- Dr. Mwangi asked customers not to tempt bank workers with bribes or favors.
- The bank plans to roll out a toll-free number for reporting misconduct or poor service.
- Equity made Ksh.15.4 billion in profit after tax, a slight drop due to South Sudan challenges.
- South Sudan’s currency drop and oil issues affected the bank’s income.
- Kenyan operations led the group in deposit and loan growth.
- NPLs remain high at 19%, mostly from MSMEs and corporate clients.

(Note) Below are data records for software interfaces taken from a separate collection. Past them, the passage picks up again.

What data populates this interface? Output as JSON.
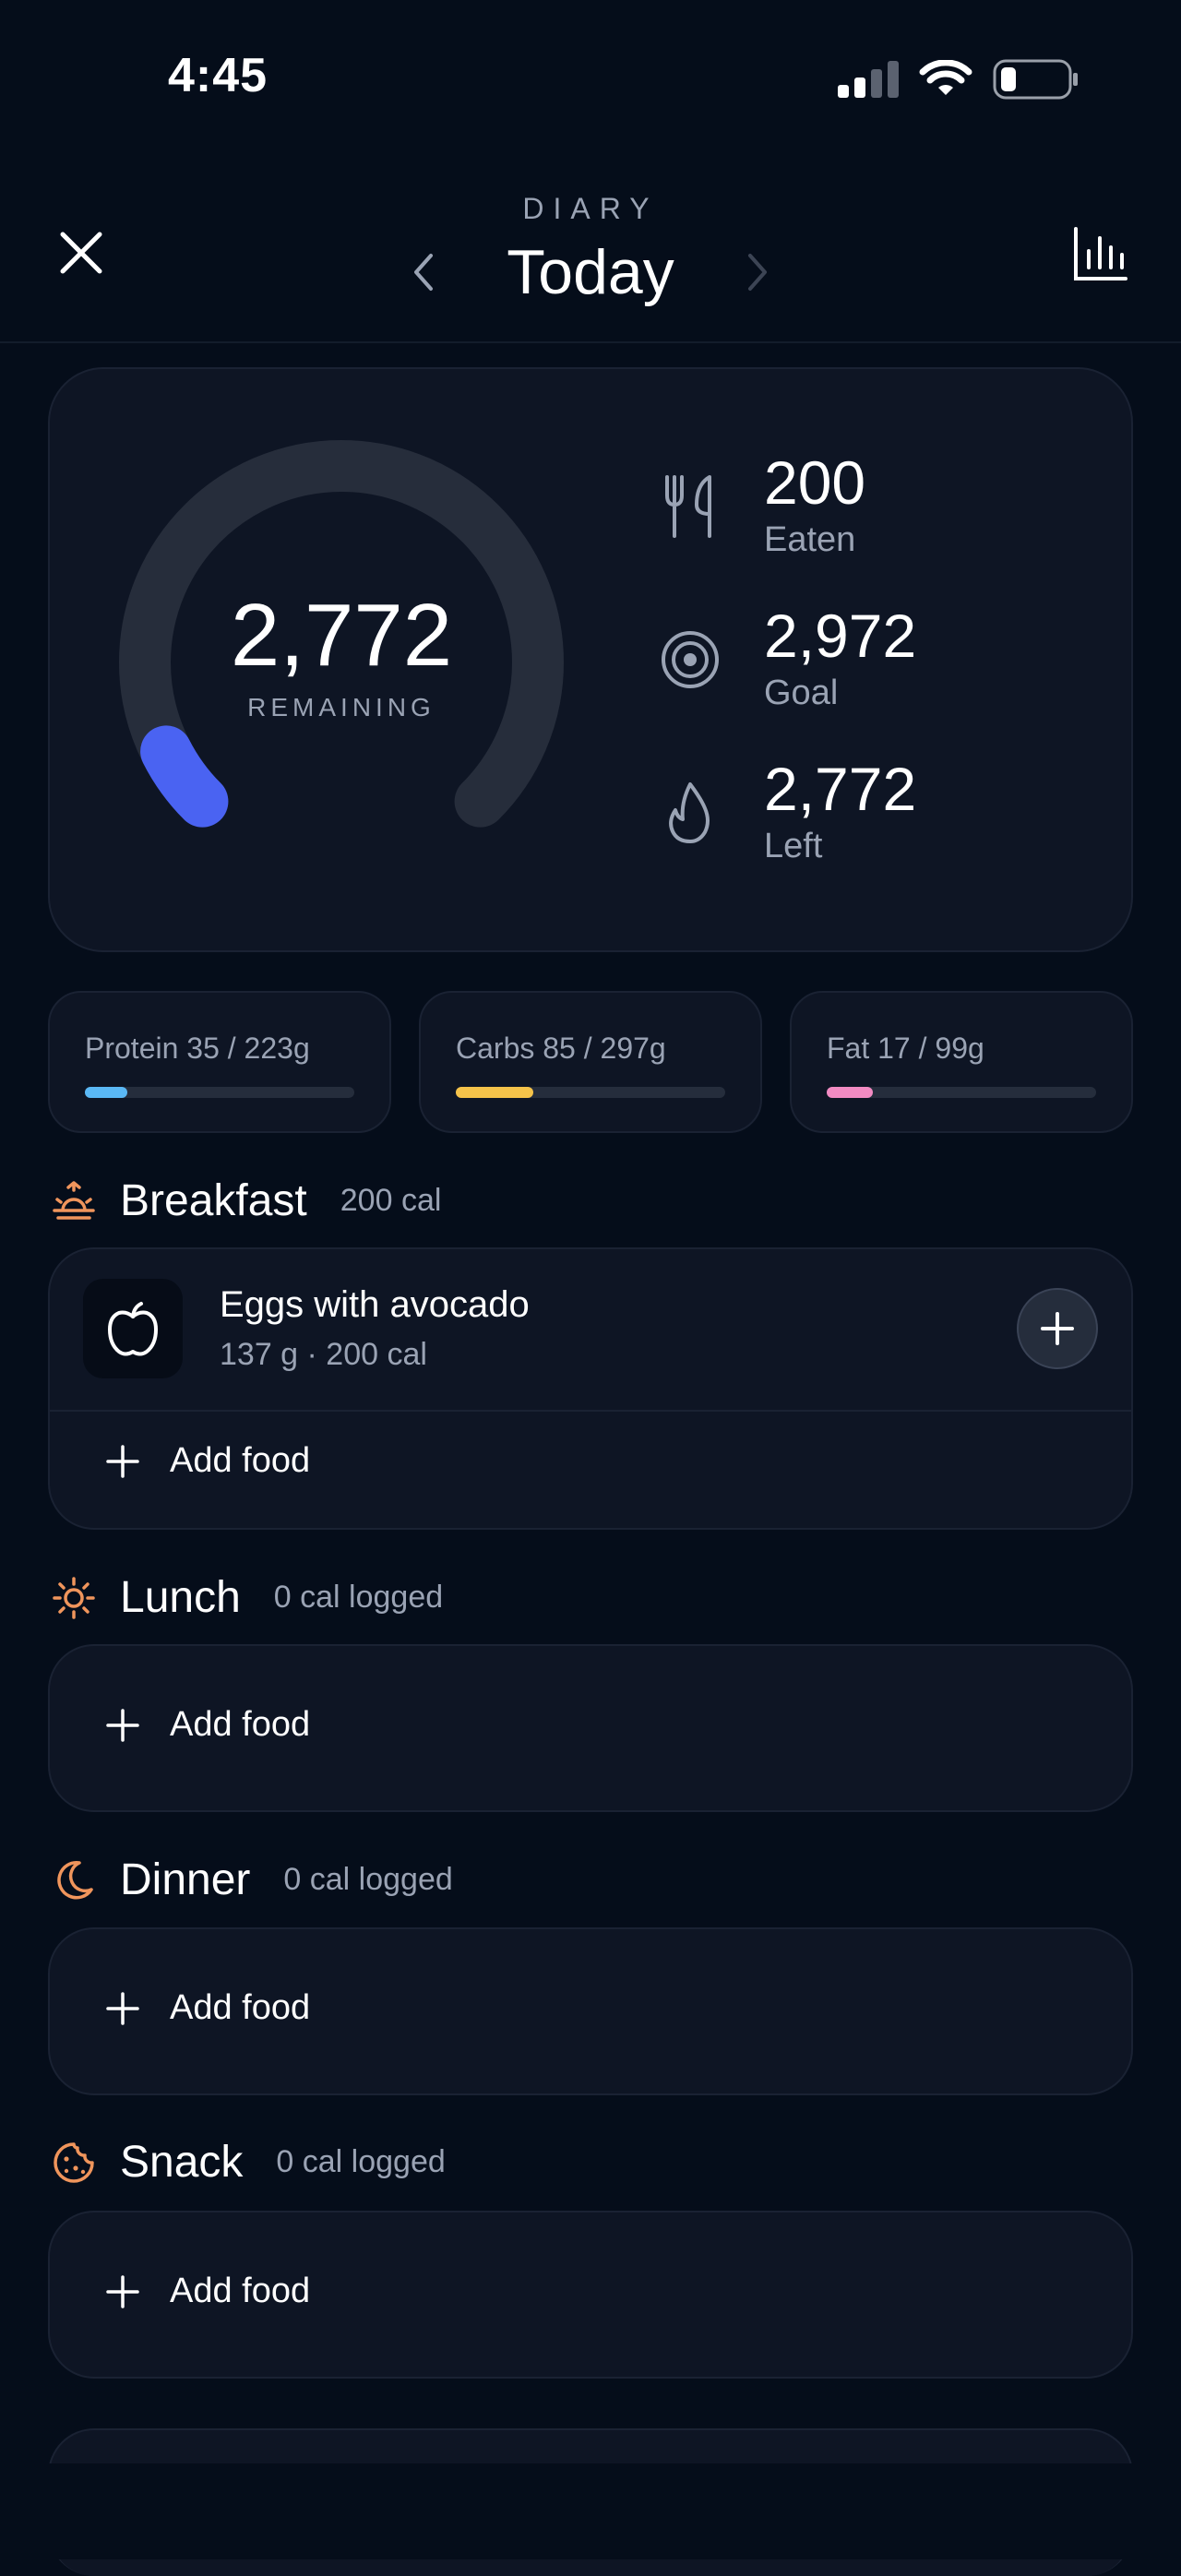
{
  "status_bar": {
    "time": "4:45"
  },
  "header": {
    "section": "DIARY",
    "title": "Today"
  },
  "summary": {
    "remaining_value": "2,772",
    "remaining_label": "REMAINING",
    "progress_fraction": 0.067,
    "stats": [
      {
        "value": "200",
        "label": "Eaten",
        "icon": "fork-knife-icon"
      },
      {
        "value": "2,972",
        "label": "Goal",
        "icon": "target-icon"
      },
      {
        "value": "2,772",
        "label": "Left",
        "icon": "flame-icon"
      }
    ]
  },
  "macros": [
    {
      "label": "Protein 35 / 223g",
      "fraction": 0.157,
      "color": "#5ab8f5"
    },
    {
      "label": "Carbs 85 / 297g",
      "fraction": 0.286,
      "color": "#f5c34a"
    },
    {
      "label": "Fat 17 / 99g",
      "fraction": 0.172,
      "color": "#f28bc3"
    }
  ],
  "meals": [
    {
      "name": "Breakfast",
      "cal": "200 cal",
      "icon": "sunrise-icon",
      "items": [
        {
          "name": "Eggs with avocado",
          "detail": "137 g · 200 cal",
          "icon": "apple-icon"
        }
      ],
      "add_label": "Add food"
    },
    {
      "name": "Lunch",
      "cal": "0 cal logged",
      "icon": "sun-icon",
      "items": [],
      "add_label": "Add food"
    },
    {
      "name": "Dinner",
      "cal": "0 cal logged",
      "icon": "moon-icon",
      "items": [],
      "add_label": "Add food"
    },
    {
      "name": "Snack",
      "cal": "0 cal logged",
      "icon": "cookie-icon",
      "items": [],
      "add_label": "Add food"
    }
  ],
  "colors": {
    "accent": "#4a63f2",
    "meal_icon": "#f0955c",
    "background": "#050d1a",
    "card": "#0e1524"
  }
}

Equity Group CEO Dr. James Mwangi has sent a clear message to customers—stop offering bribes or favours to employees. Speaking on Citizen TV during the release of the bank’s Q1 results, he said such behavior puts staff at risk of losing their jobs.
“We don’t tolerate any staff who is compromised,” he stated.
Dr. Mwangi added that Equity is about to launch a free customer hotline where people can report poor treatment or wrong behavior from staff.
Profit Slips Slightly as South Sudan Drags
Despite job cuts and external pressures, Equity Bank still managed to post Ksh.15.4 billion profit after tax for the first quarter of 2025. This is a 4% drop compared to last year.
Dr. Mwangi explained the dip was caused by instability in South Sudan, especially the currency depreciation and oil export issues. South Sudan had contributed Ksh.3 billion in inflation-adjusted profit last year, which is now missing.
Back home, things looked better. The Kenyan division led in performance, accounting for more than half of the growth in deposits, loan book, and income. Deposits rose by 7% to Ksh.1.32 trillion, while total loans increased by 3% to Ksh.804.7 billion.
Still, non-performing loans are a big concern. The NPL ratio stands at 19%, mostly due to problems in corporate and MSME loan repayments. Mwangi noted that while legal processes are slow, court wins are helping recover some of the stuck cash.